The lawsuit also alleges someone helped Salim inject the 23-year-old woman with heroin, something investigators say they’ve tried unsuccessfully to prove.
Nine months pregnant, Ballman was alive on July 31, 2012, when Salim placed her in the back of her car and drove her to a rural road in Delaware County where she was found dead the next day, according to the lawsuit.
Investigators, including the Delaware County coroner, have previously declined to say when Ballman died.
Salim has pleaded not guilty to kidnapping, raping and killing Ballman by injecting her with heroin, as well as killing her unborn daughter, to be named Mabel Lilly. His criminal trial, originally scheduled for September, has been moved to Oct. 29.
Salim’s attorney, Sam Shamansky, has said Ballman was prostituting herself to feed a drug habit. A message was left with Shamansky on Tuesday.
Authorities say there’s no evidence she was a drug user, but they have said Ballman was responding to a personal ad, not a housecleaning ad.
Women who previously answered ads placed by Salim reported being accosted, sexually assaulted or asked to be alone in the house while he painted the human digestive system on their abdomens.
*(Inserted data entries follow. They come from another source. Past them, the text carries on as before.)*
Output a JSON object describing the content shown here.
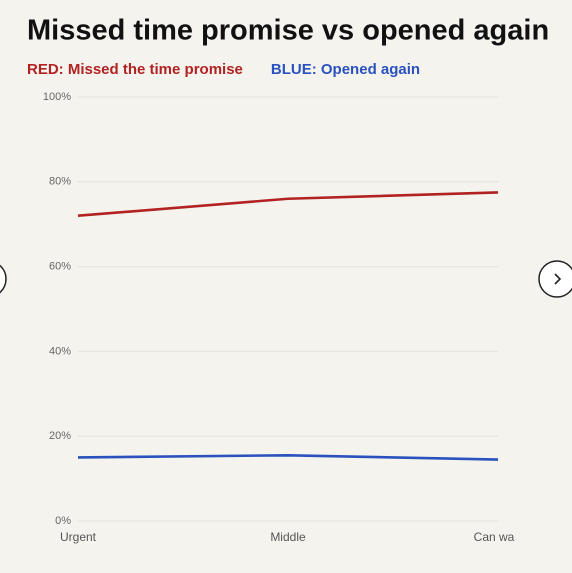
{
  "chart_data": {
    "type": "line",
    "title": "Missed time promise vs opened again",
    "categories": [
      "Urgent",
      "Middle",
      "Can wa"
    ],
    "series": [
      {
        "name": "RED: Missed the time promise",
        "color": "#b22222",
        "values": [
          72,
          76,
          77.5
        ]
      },
      {
        "name": "BLUE: Opened again",
        "color": "#2a52be",
        "values": [
          15,
          15.5,
          14.5
        ]
      }
    ],
    "ylim": [
      0,
      100
    ],
    "yticks": [
      {
        "value": 0,
        "label": "0%"
      },
      {
        "value": 20,
        "label": "20%"
      },
      {
        "value": 40,
        "label": "40%"
      },
      {
        "value": 60,
        "label": "60%"
      },
      {
        "value": 80,
        "label": "80%"
      },
      {
        "value": 100,
        "label": "100%"
      }
    ],
    "grid": true
  }
}
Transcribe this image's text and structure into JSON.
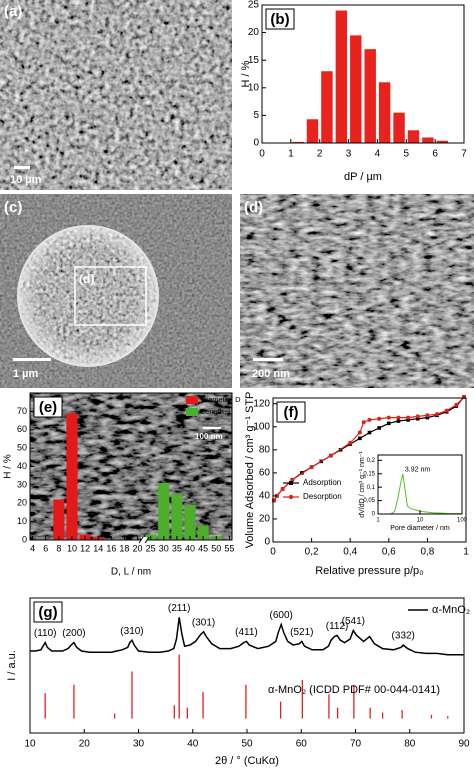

The lawsuit was filed before the anniversary of Ballman’s death “to preserve certain claims,” attorney Gregory Helser, representing Ballman’s sister, Cynthia Skoda, said Tuesday without elaborating.
Ballman had recently returned to central Ohio from Colorado where she had served in the National Guard. She had two small children and was working odd jobs to make ends meet until her third child was born, according to her family and the lawsuit.